Microsoft has had a difficult time creating the user experience it wants with its Cloud Gaming app on Apple devices because the iPhone maker required users to download each game available to play on Microsoft's cloud offering, including Fortnite. So Microsoft now asks people to sign in through Safari and follow instructions, which are not as easy as downloading an app from the App Store.

Microsoft's efforts to build its own app store for games is not surprising given Apple's restrictions around downloads and in-app purchases on its devices.

Apple and Google didn't immediately respond to requests for comments.

In the last five years, Microsoft has acquired a ton of games studios, including Ninja Theory, Playground Games, Bethesda owner Zenimax Media, and it is in talks with regulators to go ahead and complete its deal to buy Activision Blizzard. If the Activision deal goes through, Microsoft can gain a footing in the mobile market through a separate store with titles like Call of Duty Mobile and Candy Crush Saga along with upcoming releases. Notably, Activision Blizzard has been making significant money from mobile games, so controlling distribution through its own store will give Microsoft an edge.

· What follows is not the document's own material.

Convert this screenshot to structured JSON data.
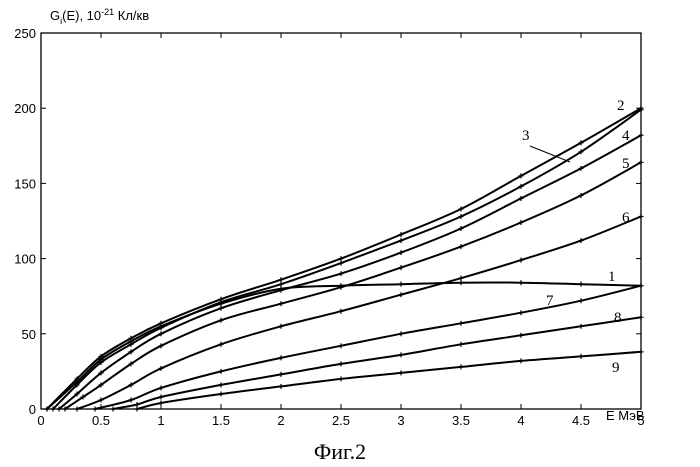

The biggest challenge Microsoft is facing is completing the Activision Blizzard deal, as regulators from the U.S., the U.K. and the EU are scrutinizing the merger. Last month, the U.K.'s Competition and Markets Authority (CMA) said it would launch an antitrust investigation over concerns the deal could harm the country's gamers with "higher prices, fewer choices." Microsoft has tried to appease regulators by saying it is ready to provide a long-term commitment to make popular games like Call of Duty available on competitors' platforms.

The tech giant recently signed a 10-year deal to bring Xbox games to Nintendo consoles. It has also agreed to bring these games to cloud gaming services from Nvidia, Boosteroid and Ubitus.